TURQUIE / KURDISTAN – La famille et les avocats d’Özcan Aksu, un jeune Kurde décédé dans un hôpital d’Istanbul douze jours après son incarcération provisoire, demandent une enquête indépendante sur la torture subie en détention et sur d’éventuels retards dans les soins médicaux.
Lors d’une conférence de presse organisée à Istanbul dans les locaux de la section stambouliote de l’Association des droits de l’homme (İHD), rapportée notamment par Bianet, la famille d’Aksu ainsi que des représentants de l’Association des avocats pour la liberté (ÖHD) et de l’Association des avocats progressistes (ÇHD) ont présenté leurs demandes.
Özcan Aksu a été arrêté par des policiers en civil le 22 juin 2026 à Istanbul. Le lendemain, un tribunal a ordonné son incarcération provisoire. Il a été placé au complexe pénitentiaire de Marmara, plus connu sous le nom de prison de Silivri. Il est décédé le 5 juillet à l’hôpital universitaire Dr. Sadi Konuk de Bakırköy. Aucune cause officielle définitive de décès ni explication claire de ses blessures n’ont encore été rendues publiques. Le motif exact de son arrestation et les fondements de la décision d’incarcération restent inconnus.
La visite du 26 juin et les blessures constatées
La sœur d’Aksu, Melek Aksu, a raconté dans un témoignage détaillé que la famille n’avait pas été officiellement informée de l’arrestation. Elle a d’abord eu du mal à localiser son frère. Le 25 juin, à Silivri, on lui a refusé la visite en indiquant qu’il était hospitalisé, sans préciser où.
Le 26 juin, elle a enfin pu le voir à travers une vitre. Elle a décrit un visage tuméfié, un œil droit très enflé, une lèvre supérieure blessée, du sang dans les cheveux et autour du cou, ainsi qu’une blessure à un avant-bras. Aksu tremblait, se levait et s’asseyait sans cesse, semblait désorienté et n’a pas immédiatement reconnu sa sœur. Lorsqu’elle lui a demandé qui l’avait battu, il a, selon elle, désigné du doigt les gardiens présents derrière lui. Un gardien lui aurait déclaré que son frère était arrivé à la prison dans cet état. Ces affirmations n’ont pas pu être vérifiées de manière indépendante.
Melek Aksu estime que d’autres blessures sont apparues après cette visite : le nez, qui ne semblait pas cassé le 26 juin, l’était lorsque la famille a récupéré le corps. Une blessure près du sourcil gauche n’avait pas non plus été remarquée auparavant.

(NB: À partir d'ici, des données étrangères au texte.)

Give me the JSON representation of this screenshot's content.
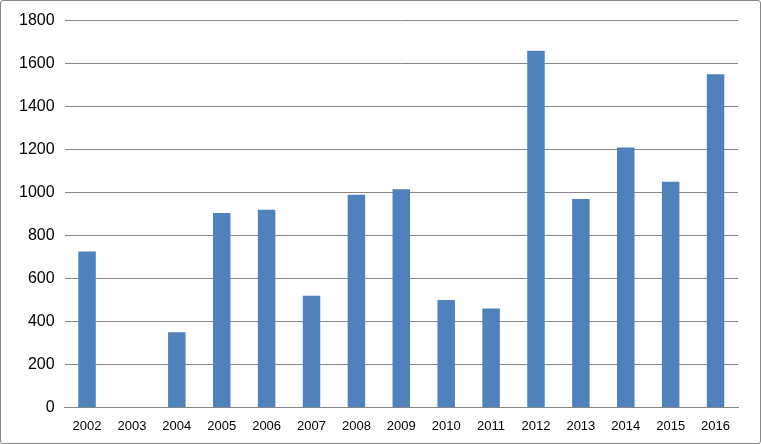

Informations contradictoires et décès
Les informations fournies à la famille sur le lieu de détention d’Aksu ont été contradictoires. Le 30 juin, lors d’une visite prévue, les responsables de la prison ont d’abord indiqué qu’il était dans sa cellule, puis qu’il était à l’hôpital.
Aksu a passé environ deux jours à l’hôpital Bakırköy Dr. Sadi Konuk avant que sa famille ne soit informée de son décès vers 11 heures le 5 juillet. Les proches ont récupéré le corps auprès du Conseil médico-légal d’État à Istanbul et ont constaté des contusions et blessures supplémentaires, qu’ils ont photographiées avant l’inhumation dans la province de Muş.
Demandes des avocats
Les avocats de la famille ont déposé une plainte pénale. Ils demandent une expertise médico-légale indépendante, la conservation de tous les dossiers (police, prison, hôpital, transports) et l’interrogatoire des fonctionnaires concernés (policiers, gardiens, administrateurs, personnel médical) ainsi que d’éventuels témoins détenus. Ils réclament également la préservation des enregistrements des caméras de surveillance des cellules de garde à vue, de la prison, des établissements médicaux et des véhicules de transport.
Les autorités auraient affirmé qu’Aksu avait tenté de s’échapper lors d’un transfert vers l’hôpital et avait résisté à un agent. Les avocats soulignent que le lieu de l’incident présumé, l’existence d’enregistrements et les documents à l’appui de cette allégation n’ont pas été précisés.
La famille et les organisations de défense des droits humains insistent sur le devoir de l’État de protéger la vie et l’intégrité physique des personnes placées sous sa garde, et appellent à une enquête transparente et effective.